As grim as things have been for public schools in Philadelphia, it is hard to fathom that the budget picture could get even worse in 2014. We’ve already seen schools so short-staffed there was doubt that they could open in September. Only lucky schools got their own counselor and nurse … and rarely, a librarian. Students are dealing with overcrowded classrooms; many can’t get the coursework they need.

The future is bleak because the revenues the District tapped to roll back the most extreme cuts of the doomsday budget were mostly one-shot infusions. The $95 million that came from the city and state will need to be replaced in 2014. Costs for charter schools, utilities, health benefits, and pensions will continue their climb – by as much as $100 million. Once again, the District will have to grovel for large increases in city and state dollars just to maintain its bare-bones existence.

Remarkably, Pennsylvania is one of only three states without an enrollment-based, transparent formula for distributing state education dollars, according to a February Education Law Center report. In 2011, Pennsylvania stopped awarding dollars based on student numbers and needs, slashed education aid, and did away with targets that defined adequate funding levels for each district.

With the state now contributing barely a third of the total cost of its K-12 schools, local districts that vary tremendously in wealth must make up the difference, relying mainly on property tax revenues. This is inherently unequal and just plain stupid. It means that across the state, the students with the greatest need get the fewest education resources. It exacerbates economic and racial segregation. Families with means have an incentive to move to districts that can afford to spend more on education.

Gov. Corbett defends his destructive education budget as living within the state’s means and has blamed funding cuts on the loss of federal stimulus dollars. That is disingenuous. Harrisburg has consistently found money to build new prisons. The state replaced federal health care dollars that went away. This fall it raised money to keep state roads and bridges from falling apart. Corbett has not shown a similar commitment to educational adequacy and fairness.

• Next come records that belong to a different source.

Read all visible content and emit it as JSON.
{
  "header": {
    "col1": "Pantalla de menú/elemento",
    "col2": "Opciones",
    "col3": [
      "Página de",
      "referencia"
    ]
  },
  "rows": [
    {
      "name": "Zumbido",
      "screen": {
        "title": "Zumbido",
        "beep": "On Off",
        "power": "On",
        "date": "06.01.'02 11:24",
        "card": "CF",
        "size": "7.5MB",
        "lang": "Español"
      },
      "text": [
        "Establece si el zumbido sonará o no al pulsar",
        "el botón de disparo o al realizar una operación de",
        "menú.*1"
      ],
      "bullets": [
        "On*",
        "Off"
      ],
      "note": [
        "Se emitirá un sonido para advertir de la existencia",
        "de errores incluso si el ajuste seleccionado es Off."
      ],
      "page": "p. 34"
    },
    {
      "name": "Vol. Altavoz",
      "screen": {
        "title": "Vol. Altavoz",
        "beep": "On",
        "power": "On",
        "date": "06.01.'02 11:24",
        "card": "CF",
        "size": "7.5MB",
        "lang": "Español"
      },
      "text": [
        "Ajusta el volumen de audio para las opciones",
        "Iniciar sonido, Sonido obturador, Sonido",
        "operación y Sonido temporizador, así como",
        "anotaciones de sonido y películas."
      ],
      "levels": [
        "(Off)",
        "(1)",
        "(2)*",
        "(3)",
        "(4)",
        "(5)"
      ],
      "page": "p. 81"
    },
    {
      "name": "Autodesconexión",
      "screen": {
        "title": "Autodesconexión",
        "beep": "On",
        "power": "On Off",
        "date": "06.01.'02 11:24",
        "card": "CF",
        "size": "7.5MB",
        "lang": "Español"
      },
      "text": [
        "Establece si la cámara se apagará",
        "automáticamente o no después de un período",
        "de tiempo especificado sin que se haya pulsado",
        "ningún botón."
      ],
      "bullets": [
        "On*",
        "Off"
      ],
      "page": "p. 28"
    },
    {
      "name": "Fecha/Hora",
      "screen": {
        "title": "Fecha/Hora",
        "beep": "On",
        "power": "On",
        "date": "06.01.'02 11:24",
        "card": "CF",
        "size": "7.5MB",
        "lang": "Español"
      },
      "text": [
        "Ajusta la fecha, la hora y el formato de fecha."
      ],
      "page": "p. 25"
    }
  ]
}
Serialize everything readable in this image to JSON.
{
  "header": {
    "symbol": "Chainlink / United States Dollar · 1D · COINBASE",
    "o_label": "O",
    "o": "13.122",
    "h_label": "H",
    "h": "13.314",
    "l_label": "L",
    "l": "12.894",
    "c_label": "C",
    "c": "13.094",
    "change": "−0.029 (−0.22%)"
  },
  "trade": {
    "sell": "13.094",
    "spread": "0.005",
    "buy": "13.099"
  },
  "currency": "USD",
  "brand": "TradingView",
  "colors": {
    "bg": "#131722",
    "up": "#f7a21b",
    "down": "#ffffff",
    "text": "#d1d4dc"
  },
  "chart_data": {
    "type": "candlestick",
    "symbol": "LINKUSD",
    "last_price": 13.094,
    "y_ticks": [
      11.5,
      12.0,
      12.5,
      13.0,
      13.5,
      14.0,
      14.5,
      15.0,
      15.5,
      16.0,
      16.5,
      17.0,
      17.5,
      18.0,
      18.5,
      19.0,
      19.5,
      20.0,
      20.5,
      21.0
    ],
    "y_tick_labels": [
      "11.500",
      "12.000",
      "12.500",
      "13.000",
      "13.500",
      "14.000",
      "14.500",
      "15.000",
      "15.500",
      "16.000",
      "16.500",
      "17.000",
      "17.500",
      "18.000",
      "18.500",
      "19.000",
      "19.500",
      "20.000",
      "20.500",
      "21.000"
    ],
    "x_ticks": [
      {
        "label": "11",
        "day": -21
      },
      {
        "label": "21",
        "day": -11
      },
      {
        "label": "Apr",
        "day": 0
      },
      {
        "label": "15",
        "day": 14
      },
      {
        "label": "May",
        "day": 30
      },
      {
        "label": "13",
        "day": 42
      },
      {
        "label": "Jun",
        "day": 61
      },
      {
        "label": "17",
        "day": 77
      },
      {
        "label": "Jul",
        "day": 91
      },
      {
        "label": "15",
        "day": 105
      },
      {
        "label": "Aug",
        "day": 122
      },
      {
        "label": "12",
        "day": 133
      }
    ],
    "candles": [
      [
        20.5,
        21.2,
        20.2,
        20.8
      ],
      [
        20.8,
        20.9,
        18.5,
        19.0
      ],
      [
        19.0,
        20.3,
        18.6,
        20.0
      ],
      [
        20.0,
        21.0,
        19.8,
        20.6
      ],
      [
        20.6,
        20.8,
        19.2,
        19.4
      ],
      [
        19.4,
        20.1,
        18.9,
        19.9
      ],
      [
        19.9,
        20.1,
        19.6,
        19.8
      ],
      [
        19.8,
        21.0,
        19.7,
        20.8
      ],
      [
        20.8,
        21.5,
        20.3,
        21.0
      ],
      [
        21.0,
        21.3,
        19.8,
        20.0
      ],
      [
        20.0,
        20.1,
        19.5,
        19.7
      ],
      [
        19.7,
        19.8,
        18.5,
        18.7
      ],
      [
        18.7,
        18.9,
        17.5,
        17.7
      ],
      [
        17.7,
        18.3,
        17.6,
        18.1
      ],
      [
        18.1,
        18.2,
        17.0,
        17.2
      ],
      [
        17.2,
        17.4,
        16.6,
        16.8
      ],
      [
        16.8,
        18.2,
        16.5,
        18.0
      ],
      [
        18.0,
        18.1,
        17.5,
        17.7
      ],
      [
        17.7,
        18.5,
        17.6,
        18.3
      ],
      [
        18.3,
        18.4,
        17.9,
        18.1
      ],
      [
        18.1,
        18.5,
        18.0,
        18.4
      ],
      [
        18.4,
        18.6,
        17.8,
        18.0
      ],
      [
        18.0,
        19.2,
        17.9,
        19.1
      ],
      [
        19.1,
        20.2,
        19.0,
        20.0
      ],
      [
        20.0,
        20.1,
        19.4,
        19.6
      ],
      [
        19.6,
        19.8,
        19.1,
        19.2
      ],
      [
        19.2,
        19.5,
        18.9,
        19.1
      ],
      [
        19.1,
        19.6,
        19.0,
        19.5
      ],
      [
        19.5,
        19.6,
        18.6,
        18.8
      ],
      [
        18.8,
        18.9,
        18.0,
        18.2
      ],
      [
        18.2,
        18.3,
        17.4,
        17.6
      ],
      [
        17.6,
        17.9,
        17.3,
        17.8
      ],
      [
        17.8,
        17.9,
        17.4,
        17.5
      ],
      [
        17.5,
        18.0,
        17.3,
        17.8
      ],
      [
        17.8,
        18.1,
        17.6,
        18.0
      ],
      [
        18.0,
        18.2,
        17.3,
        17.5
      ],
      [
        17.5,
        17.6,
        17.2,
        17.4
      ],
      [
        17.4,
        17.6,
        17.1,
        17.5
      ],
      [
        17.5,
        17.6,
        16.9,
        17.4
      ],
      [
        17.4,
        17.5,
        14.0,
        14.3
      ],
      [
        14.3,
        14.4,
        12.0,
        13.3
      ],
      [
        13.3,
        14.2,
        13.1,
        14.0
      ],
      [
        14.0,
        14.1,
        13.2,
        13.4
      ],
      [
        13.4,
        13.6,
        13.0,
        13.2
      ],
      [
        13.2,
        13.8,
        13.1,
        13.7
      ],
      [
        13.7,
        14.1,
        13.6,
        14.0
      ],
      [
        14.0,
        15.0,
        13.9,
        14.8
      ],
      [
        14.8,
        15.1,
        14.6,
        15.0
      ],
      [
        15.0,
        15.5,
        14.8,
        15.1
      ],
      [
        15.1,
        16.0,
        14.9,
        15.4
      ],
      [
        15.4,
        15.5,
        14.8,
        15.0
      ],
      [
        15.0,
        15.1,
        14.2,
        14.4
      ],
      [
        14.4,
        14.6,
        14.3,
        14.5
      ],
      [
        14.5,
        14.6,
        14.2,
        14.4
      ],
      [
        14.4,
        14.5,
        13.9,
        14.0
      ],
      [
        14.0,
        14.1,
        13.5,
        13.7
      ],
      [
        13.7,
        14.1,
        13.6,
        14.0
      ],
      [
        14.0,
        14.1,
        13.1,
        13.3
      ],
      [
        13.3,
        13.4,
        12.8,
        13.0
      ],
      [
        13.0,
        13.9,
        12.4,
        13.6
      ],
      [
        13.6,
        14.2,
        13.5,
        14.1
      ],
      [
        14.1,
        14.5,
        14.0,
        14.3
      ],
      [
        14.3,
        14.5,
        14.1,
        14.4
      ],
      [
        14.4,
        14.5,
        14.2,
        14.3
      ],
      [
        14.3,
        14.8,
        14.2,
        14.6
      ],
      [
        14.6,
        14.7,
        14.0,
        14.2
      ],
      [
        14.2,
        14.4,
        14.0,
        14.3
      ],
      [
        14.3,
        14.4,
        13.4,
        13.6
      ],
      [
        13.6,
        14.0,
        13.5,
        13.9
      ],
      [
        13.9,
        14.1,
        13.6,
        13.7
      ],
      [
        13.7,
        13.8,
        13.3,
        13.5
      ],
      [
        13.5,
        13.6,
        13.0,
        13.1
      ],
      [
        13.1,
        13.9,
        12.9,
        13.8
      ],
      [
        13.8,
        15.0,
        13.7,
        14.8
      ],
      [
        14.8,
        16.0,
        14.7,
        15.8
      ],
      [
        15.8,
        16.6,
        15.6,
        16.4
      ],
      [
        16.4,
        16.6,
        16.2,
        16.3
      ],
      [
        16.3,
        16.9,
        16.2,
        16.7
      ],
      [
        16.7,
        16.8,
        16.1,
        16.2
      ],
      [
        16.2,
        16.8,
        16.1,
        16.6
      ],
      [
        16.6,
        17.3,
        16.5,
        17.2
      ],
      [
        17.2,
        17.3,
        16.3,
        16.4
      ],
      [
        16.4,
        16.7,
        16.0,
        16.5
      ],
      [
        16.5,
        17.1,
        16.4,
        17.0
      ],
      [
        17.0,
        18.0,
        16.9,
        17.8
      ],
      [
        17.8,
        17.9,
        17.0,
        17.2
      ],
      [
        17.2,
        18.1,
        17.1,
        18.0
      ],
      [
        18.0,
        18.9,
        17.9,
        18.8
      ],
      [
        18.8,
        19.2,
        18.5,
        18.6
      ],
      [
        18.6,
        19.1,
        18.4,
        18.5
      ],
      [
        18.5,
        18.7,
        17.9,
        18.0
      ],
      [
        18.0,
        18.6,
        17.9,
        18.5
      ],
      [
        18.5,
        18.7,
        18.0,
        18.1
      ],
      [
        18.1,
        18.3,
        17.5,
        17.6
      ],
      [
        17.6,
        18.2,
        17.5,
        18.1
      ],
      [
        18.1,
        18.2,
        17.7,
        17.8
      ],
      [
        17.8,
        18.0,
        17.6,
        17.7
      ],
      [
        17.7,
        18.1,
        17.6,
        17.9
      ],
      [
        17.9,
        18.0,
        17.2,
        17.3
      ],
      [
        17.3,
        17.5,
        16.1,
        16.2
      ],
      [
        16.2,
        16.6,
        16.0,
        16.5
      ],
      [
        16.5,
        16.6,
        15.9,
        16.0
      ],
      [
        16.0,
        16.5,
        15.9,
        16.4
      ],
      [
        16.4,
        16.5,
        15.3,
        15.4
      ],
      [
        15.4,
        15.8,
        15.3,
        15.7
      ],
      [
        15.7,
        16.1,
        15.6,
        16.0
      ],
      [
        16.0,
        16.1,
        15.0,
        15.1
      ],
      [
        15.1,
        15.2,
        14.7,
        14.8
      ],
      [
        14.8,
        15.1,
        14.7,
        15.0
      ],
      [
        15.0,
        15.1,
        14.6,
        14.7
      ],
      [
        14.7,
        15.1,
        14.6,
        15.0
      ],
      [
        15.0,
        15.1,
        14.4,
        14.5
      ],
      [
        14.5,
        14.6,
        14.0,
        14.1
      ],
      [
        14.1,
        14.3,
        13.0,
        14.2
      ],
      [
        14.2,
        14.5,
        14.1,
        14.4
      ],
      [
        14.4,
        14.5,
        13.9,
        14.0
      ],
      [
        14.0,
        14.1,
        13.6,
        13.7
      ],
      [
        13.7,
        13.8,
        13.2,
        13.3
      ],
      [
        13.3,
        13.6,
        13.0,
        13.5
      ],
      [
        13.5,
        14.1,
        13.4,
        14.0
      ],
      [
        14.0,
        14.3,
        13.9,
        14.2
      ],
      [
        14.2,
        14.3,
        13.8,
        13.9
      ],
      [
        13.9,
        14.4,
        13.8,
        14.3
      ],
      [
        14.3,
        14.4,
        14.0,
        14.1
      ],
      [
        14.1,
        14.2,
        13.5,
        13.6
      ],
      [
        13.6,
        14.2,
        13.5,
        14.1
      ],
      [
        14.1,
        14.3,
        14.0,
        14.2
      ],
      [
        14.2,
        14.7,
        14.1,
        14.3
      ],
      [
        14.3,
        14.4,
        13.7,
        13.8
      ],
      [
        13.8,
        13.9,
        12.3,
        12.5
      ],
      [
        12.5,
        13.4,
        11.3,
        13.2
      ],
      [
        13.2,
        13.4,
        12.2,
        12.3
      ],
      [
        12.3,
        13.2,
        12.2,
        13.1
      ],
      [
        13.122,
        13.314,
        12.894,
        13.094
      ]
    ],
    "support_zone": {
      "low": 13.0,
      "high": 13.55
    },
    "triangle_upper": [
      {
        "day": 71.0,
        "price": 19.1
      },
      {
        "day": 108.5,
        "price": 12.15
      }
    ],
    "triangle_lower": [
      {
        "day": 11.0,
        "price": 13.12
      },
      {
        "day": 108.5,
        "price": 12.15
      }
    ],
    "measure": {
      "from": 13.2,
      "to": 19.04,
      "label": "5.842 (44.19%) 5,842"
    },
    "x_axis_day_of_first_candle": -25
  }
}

The gubernatorial election and other races for state office in 2014 are an opportunity to hold elected officials to account and replace those who don’t respond. Pennsylvania should recommit to covering at least half the state’s education costs and distribute dollars to redress inequities in local wealth. Money for schools could come from taxes on gas drilling, now among the lowest in the country, and from rolling back some of the billions in corporate tax loopholes adopted over the past decade. Those tax breaks should be scrutinized every year just as spending plans are.

Philadelphia and other districts with significant charter sectors have an additional problem that Harrisburg should address. To deal with low school performance and provide families with choice, the state has encouraged the growth of a parallel system of charter schools. But the state provides Philadelphia no funds to support the extensive costs spawned by this dual system, which has absorbed thousands of new students drawn back from non-public schools. A full fix to the state’s inadequate education funding mechanism must change how charters are paid for, recognizing their financial impact on host districts.